Paralimpik branşlarda madalya sayısının hızla arttığına dikkat çeken Öztürk, şunları söylemiş oldu:
“Türk sporcular katılmış olduğu tüm branşlarda madalyalara engelleme koyuyor. Bunun bir parçası olmak muhteşem bir duygu, büyük bir gurur. Engelli bireylerin hayata tutunmalarının sporla mümkün bulunduğunu iyi biliyorum. Bence keşfedilmemiş binlerce engelli beceri var. Devletimiz bu mevzuda seferber oldu fakat daha fazlası olmalı. Tarama sayısı artırılmalı. Aileler eve kapatmaktansa, onlara güvenmeli, sporla buluşturmalı. Basın daha fazlaca haber yapmalı, halkımız duyarlı olmalı, destek vermeli. Ve en önemlisi engelli bireyler hayata küsmek yerine kendilerine güvenmeli.”
“Trabzonspor bana moral verdi”
Trabzonspor fanatiği Abdullah Öztürk, hayatında hocasına söylediği ‘tatlı yalanı’ da ilk kez söyledi:
“Geçen sürem başlangıcında şampiyon olacağımız içime doğmuştu, aslına bakarsan son aşama doğru tespitler, zamanında meydana getirilen transferler vardı. İlk haftalar Tokyo Olimpiyatları’ndaydım. Final maçımdan önceki gece Giresunspor maçı vardı, saat 03.00’a denk geliyordu. Benim Trabzonspor sevdamı bilen antrenörüm, ‘sakın maçı seyretme, uykusuz kalırsın, birkaç saat sonrasında maça çıkacaksın’ dedi. ‘Tamam’ dedim fakat ilk kez onu dinlemedim, saati kurdum gece 3’te uyanıp maç izledim. 1-0 kazanmak moral oldu bana. Peşinden ben o moralle final maçına çıkıp Olimpiyat şampiyonu oldum.”

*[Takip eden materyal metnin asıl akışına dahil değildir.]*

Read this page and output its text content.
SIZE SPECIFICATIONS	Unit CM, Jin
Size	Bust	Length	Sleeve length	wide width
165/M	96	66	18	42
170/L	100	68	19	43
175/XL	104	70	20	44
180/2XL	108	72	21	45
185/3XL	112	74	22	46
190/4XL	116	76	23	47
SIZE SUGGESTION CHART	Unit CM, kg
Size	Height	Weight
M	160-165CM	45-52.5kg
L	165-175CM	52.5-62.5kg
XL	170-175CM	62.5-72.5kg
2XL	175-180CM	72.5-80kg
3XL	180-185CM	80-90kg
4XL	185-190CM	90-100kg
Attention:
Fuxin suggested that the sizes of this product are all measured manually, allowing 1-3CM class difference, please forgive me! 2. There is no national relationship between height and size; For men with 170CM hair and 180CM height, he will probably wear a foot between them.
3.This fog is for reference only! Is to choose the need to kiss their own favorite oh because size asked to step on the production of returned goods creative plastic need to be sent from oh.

“Sonunda gene biz güleceğiz”
Trabzonspor şampiyon olunca kendisini dünyanın en mutlu insanı olarak hissettiğini kaydeden Öztürk, “Bundan dolayı o anı fazlaca bekledim. Alınan her sonuçla üzüldüm kederlendim yada mutlu oldum. Şampiyonluk kutlamalarına katılamadım şundan dolayı peş peşe Fransa ve Slovenya’da yarışmalara katılmıştım. Ulusal bir vazife olduğundan fazlaca gururluydum fakat kutlamalarda bulunmayı fazlaca arzu ederdim. Fakat mesele değil, Trabzonspor bir kez şampiyon olunca, uzun seneler devamını getirmiştir, tarih bunu yazıyor. Gene şampiyon oluruz ve ben de kutlamalara katılırım. Bu sürem da fazlaca iyi bir kadromuz var, sonunda gene biz güleceğiz” diye konuştu.